Essa técnica vem sendo estudada com o objetivo de promover a regeneração tecidual, e diversos estudos estão sendo conduzidos com foco em tecidos como a cartilagem articular, os tendões e os tecidos muscular e ósseo. Trata-se de uma área de pesquisa relativamente nova e promissora, com grande expectativa de crescimento para os próximos anos.
Impressão de órgãos
Os avanços na área da bioimpressão têm motivado pesquisadores a explorar a possibilidade de imprimir órgãos vivos projetados. Um novo campo de pesquisa está se mostrando promissor: a engenharia de tecidos. Vários institutos de pesquisa ao redor do mundo já estão trabalhando nessa área, oferecendo esperança para preencher a lacuna entre a escassez de órgãos e as necessidades de transplante. No entanto, a construção de órgãos vascularizados tridimensionais (3D) continua sendo a principal barreira tecnológica a superar.
Em um recente artigo publicado no periódico Advanced Healthcare Materials 5, Guifang Gao, pesquisador sediado na Universidade de Tecnologia de Wuhan, juntamente com cientistas de universidades da Alemanha e dos Estados Unidos, apresentam uma visão geral das abordagens de bioimpressão, dos desafios e das tendências atuais para a fabricação de órgãos vivos.

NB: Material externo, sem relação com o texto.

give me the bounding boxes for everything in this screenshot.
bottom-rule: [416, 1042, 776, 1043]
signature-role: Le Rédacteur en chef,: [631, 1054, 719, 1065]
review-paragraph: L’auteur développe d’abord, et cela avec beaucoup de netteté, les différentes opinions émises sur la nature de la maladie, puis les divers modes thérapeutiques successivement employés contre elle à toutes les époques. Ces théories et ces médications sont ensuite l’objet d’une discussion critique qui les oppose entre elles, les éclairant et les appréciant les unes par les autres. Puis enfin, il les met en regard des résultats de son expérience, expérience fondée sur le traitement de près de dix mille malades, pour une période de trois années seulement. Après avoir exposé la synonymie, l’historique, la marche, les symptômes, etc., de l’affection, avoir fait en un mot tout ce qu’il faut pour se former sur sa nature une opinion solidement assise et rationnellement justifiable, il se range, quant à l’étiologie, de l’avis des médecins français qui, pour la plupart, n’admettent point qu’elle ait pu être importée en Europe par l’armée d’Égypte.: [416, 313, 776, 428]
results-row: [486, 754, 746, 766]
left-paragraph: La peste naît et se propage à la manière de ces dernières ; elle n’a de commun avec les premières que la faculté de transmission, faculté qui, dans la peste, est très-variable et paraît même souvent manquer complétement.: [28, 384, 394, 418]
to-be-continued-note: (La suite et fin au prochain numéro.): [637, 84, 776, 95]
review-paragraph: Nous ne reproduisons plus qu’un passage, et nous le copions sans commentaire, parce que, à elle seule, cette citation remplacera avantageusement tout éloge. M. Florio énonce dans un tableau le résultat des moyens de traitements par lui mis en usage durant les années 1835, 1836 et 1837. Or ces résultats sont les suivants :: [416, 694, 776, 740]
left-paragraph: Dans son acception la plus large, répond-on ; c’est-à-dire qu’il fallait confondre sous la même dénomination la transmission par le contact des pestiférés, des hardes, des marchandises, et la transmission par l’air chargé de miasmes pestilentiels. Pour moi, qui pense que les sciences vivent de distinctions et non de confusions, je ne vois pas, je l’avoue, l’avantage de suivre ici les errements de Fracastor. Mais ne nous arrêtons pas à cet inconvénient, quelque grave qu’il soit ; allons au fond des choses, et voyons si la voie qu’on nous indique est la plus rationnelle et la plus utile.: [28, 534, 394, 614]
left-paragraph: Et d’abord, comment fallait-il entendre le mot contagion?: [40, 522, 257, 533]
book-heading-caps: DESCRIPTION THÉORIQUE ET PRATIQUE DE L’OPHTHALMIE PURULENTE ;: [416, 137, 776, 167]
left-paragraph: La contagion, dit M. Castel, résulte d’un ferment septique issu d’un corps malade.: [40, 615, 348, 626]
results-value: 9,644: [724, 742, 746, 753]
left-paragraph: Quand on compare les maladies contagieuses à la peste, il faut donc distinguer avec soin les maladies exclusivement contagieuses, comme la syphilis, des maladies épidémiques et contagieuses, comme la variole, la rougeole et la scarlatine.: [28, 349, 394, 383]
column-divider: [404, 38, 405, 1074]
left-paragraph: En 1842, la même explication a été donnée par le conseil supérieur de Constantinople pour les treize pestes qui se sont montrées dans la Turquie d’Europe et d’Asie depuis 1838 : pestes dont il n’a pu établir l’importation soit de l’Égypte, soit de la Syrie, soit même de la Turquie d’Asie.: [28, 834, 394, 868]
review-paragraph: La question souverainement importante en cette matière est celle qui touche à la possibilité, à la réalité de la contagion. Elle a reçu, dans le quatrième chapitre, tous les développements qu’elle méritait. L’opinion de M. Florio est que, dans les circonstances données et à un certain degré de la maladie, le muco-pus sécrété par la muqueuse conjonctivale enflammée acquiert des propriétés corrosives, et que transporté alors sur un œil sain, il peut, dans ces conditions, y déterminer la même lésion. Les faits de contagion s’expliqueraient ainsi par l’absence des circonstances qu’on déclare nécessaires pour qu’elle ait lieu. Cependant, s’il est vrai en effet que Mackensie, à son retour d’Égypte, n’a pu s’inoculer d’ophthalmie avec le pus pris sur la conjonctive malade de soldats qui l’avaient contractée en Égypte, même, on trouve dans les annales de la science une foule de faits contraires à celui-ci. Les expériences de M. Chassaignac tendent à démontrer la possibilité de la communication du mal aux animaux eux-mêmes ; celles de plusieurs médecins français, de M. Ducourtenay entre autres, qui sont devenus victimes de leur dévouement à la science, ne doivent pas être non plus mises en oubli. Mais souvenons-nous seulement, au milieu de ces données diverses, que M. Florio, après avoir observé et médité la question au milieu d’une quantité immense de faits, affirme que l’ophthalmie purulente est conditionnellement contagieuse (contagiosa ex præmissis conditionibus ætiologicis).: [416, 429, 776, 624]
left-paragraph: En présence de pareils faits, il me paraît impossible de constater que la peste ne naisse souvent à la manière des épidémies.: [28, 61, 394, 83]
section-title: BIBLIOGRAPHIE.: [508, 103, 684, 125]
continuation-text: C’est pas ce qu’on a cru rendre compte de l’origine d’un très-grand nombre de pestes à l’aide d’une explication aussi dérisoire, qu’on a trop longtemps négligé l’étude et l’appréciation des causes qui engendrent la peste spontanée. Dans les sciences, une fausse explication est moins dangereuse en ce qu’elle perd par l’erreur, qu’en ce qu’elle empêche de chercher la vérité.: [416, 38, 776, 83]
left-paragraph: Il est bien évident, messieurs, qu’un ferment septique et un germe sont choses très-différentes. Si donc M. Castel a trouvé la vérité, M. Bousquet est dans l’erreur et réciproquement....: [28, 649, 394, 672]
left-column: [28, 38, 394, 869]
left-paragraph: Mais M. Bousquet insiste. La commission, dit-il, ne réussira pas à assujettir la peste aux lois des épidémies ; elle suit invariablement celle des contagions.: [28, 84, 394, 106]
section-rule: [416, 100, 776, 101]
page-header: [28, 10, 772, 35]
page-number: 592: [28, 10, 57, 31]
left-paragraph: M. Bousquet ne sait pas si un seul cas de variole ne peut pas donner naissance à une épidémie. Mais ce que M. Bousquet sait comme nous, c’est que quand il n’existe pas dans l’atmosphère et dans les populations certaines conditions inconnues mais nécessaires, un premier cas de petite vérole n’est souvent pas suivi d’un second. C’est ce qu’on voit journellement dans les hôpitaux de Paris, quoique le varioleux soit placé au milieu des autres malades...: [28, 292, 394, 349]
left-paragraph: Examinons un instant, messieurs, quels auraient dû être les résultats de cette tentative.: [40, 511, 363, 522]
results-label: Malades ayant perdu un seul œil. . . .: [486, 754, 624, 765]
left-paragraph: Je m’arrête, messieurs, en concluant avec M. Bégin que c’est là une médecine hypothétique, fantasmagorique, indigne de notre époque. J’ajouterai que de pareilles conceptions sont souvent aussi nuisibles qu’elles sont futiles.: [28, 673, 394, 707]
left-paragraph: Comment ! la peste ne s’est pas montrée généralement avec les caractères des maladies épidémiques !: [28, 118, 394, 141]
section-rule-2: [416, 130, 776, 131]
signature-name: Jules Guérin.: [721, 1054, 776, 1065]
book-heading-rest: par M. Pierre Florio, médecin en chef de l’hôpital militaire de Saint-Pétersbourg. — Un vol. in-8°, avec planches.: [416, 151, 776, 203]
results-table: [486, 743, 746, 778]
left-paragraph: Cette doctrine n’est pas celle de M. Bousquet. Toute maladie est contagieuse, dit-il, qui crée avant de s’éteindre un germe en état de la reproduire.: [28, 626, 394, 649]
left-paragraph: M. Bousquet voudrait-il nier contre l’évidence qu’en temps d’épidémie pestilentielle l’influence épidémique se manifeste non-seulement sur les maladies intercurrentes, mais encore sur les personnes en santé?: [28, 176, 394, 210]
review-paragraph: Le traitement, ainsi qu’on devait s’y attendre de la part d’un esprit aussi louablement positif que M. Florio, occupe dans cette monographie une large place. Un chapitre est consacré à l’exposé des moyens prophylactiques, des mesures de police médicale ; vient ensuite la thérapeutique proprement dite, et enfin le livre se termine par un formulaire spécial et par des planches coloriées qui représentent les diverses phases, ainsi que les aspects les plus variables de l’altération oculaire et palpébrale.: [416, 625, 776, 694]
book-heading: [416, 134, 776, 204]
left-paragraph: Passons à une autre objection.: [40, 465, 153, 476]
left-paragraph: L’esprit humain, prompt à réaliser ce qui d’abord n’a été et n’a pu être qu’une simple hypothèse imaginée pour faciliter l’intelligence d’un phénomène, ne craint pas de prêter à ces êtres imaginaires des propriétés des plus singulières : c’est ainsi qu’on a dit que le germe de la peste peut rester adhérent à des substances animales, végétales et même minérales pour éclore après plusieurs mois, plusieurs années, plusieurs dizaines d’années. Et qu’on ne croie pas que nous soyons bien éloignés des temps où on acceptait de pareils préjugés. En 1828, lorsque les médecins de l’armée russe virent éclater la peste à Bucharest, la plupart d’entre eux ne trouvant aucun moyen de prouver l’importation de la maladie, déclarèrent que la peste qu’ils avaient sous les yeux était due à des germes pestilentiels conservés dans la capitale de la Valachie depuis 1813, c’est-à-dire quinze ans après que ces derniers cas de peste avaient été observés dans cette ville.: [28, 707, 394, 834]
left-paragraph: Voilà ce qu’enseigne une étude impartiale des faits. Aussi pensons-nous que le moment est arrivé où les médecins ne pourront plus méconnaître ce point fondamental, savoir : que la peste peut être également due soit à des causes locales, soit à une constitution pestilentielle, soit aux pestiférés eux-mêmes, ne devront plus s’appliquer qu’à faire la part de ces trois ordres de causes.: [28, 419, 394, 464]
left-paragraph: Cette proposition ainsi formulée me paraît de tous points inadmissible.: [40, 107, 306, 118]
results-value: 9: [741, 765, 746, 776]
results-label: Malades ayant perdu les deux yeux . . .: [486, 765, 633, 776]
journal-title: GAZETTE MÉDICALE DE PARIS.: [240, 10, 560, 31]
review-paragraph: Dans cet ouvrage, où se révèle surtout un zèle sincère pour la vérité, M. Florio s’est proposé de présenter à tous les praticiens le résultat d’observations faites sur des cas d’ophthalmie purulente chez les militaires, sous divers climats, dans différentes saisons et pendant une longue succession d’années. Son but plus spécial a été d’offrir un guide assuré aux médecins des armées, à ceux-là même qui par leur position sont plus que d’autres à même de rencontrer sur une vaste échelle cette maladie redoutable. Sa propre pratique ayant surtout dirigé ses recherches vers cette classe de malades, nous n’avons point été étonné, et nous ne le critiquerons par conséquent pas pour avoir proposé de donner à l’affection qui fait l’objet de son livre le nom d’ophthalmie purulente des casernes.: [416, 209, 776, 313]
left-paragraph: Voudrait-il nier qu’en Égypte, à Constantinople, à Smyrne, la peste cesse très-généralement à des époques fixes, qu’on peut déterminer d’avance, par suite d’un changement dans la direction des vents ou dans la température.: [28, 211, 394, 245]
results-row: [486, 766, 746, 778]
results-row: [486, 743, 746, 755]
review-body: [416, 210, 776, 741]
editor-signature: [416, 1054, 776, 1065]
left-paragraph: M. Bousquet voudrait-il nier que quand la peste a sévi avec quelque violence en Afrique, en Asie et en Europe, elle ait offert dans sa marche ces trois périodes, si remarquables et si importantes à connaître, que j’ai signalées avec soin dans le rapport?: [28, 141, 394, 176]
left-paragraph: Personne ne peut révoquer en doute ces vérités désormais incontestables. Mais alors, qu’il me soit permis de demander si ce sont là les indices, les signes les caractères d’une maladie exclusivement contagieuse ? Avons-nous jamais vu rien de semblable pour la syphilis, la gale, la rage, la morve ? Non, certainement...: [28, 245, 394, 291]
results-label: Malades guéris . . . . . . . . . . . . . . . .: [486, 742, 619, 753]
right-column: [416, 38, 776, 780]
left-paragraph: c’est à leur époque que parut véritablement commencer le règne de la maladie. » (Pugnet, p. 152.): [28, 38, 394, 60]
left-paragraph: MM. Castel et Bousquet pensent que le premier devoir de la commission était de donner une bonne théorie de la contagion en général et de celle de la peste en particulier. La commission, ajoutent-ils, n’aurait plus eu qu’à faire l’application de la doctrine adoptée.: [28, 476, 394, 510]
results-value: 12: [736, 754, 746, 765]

A tecnologia continuará promovendo avanços significativos na área da saúde, retirando médicos-veterinários da zona de conforto, forçando-nos a refletir sobre essas desafiadoras possibilidades e suas implicações éticas.
Referências
01-WINER, J. N. ; VERSTRAETE, F. J. M. ; CISSELL, D. D. ; LUCERO, S. ; ATHANASIOU, K. A. ; ARZI, B. The application of 3-dimensional printing for preoperative planning in oral and maxillofacial surgery in dogs and cats. Veterinary Surgery, v. 46, n. 7, p. 942-951, 2017. doi: 10.1111/vsu.12683.
02-G1. Jabuti recebe prótese de casco feita em impressora 3D após incêndio. G1, 2015. Disponível em: <http://g1.globo.com/fantastico/noticia/2015/07/jabuti-recebe-protese-de-casco-feita-em-impressora-3d-apos-incendio.html>. Acesso em 12 de agosto de 2020.
03-UNIVERSITY OF GUELPH. 3-D printing research opens new possibilities for cancer surgeries, Ontario Veterinary College, 2018. Disponível em: <https://news.uoguelph.ca/2018/09/3d-printing-research-opens-new-possibilities-for-cancer-surgeries/#:~:text=When%20the%20Ontario%20Veterinary%20College%27s,new%20breakthrough%20in%20cancer%20research>. Acesso em 12 de agosto de 2020.
04-JAMES, J. ; OBLAK, M. L. ; ZUR LINDEN, A. R. ; JAMES, F. M. K. ; PHILLIPS, J. ; PARKES, M. Schedule feasibility and workflow for additive manufacturing of titanium plates for cranioplasty in canine skull tumors. BMC Veterinary Research, v. 16, n. 180, p. 1-8, 2020. doi: 10.1186/s12917-020-02343-1.
5-GAO, G. ; HUANG, Y. ; SCHILLING, A. F. HUBBELL, K. ; CUI, X. Organ bioprinting: are we there yet? Advanced Healthcare Materials, v. 7, n. 1, 2018. doi: 10.1002/adhm.201701018.